Ainda de acordo com as investigações, a realização dos saques por intermédio da tesouraria contou com a participação fundamental de José Hamilton Remígio de Assis, que assinava cheques, empenhos e contrarrecibos, em conjunto com Edivan Felix, bem como detinha o controle de todas as contas municipais.

Na residência do ex-prefeito foi encontrada uma folha manuscrita discriminando contas bancárias e saldos da prefeitura e somatório de valores com indicativos de repasse para os denunciados José Hamilton e Aldman Leitão.
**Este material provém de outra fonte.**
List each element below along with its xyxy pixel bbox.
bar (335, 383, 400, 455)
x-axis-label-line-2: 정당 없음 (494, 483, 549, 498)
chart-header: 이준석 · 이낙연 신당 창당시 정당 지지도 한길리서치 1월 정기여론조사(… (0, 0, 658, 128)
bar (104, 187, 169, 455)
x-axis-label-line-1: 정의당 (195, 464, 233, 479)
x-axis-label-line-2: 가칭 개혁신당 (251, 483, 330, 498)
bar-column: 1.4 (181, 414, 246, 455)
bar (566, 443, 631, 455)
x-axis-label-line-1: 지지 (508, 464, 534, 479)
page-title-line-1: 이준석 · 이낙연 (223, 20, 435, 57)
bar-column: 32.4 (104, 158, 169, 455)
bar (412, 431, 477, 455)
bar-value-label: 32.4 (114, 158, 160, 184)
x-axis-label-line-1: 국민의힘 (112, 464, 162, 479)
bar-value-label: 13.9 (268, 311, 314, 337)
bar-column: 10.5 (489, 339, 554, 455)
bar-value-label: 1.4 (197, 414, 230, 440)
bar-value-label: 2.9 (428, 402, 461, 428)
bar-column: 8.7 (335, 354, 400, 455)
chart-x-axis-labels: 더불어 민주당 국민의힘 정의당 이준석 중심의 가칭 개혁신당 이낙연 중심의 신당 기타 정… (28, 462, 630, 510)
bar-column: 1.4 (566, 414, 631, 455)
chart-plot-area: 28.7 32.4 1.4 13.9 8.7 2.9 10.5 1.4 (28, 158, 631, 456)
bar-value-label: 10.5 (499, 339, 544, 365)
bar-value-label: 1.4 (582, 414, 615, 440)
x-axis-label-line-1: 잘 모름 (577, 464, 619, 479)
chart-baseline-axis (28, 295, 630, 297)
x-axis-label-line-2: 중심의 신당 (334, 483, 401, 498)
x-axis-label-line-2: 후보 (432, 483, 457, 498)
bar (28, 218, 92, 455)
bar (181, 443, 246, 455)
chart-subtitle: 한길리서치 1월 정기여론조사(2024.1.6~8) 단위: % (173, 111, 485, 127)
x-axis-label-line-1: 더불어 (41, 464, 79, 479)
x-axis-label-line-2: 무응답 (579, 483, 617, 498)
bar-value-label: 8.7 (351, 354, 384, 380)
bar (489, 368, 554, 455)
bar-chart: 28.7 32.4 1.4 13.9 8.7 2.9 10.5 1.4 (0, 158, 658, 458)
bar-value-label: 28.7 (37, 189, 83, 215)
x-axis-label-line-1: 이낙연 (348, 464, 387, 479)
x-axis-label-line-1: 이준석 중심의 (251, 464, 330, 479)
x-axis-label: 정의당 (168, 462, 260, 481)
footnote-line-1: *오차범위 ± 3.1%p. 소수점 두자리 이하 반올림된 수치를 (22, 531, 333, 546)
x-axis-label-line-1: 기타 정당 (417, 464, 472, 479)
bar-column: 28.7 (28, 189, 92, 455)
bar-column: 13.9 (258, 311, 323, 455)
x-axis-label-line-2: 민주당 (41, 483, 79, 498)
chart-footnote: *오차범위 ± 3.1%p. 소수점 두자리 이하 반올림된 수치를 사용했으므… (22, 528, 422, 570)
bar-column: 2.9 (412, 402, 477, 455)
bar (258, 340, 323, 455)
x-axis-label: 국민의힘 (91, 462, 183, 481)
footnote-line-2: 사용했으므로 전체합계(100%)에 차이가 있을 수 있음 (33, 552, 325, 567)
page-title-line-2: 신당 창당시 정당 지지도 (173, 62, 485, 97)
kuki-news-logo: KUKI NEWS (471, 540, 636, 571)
Para encobrir os desvios de recursos, Edivan contou também com a assessoria de Marconi Edson Lustosa (Duda), que se autointitulava “assessor” das prefeituras de Catingueira e Cacimba de Areia. Este simulava procedimentos licitatórios, contratos administrativos e prestações de contas fictícias, além de fazer a ligação entre os servidores da Prefeitura de Catingueira envolvidos no esquema e os intermediários obtentores de notas fiscais clonadas.

Segundo a denúncia, a atividade ilícita desenvolvida por Duda contava com o conhecimento e o auxílio de Ana Paula para elaborar as prestações de contas e preparar, internamente na prefeitura, os lançamentos contábeis e licitatórios voltadas a encobrir os saques ilícitos. Para o MPF, tal atividade faz dela coautora dos crimes a ele imputados.

Em outra função a serviço do esquema de desvio de recursos públicos, apresentam-se como intermediadores na obtenção de notas fiscais “frias” ou “clonadas” Semeia Trindade Leite Martins e Aldman Leitão Torres de Araújo.

Em Catingueira, de acordo com áudios, Semeia Trindade mantinha estreita ligação com Edivan Félix, a ponto de ter despesas pessoais custeadas pelo prefeito e manter conversas codificadas acerca das ilegalidades cometidas por ambos.

Na denúncia do MPF consta que “todo o esquema ilícito era conferido e organizado pelo contador contratado pelo Município (Radson dos Santos Leite) para dar ares de legalidade aos desvios”. “Sua participação no esquema criminoso se dava, sobretudo, na assessoria técnica e cessão de seu escritório para realização de engodos que visavam encobrir os desvios de recursos públicos ocorridos”, segue a denúncia.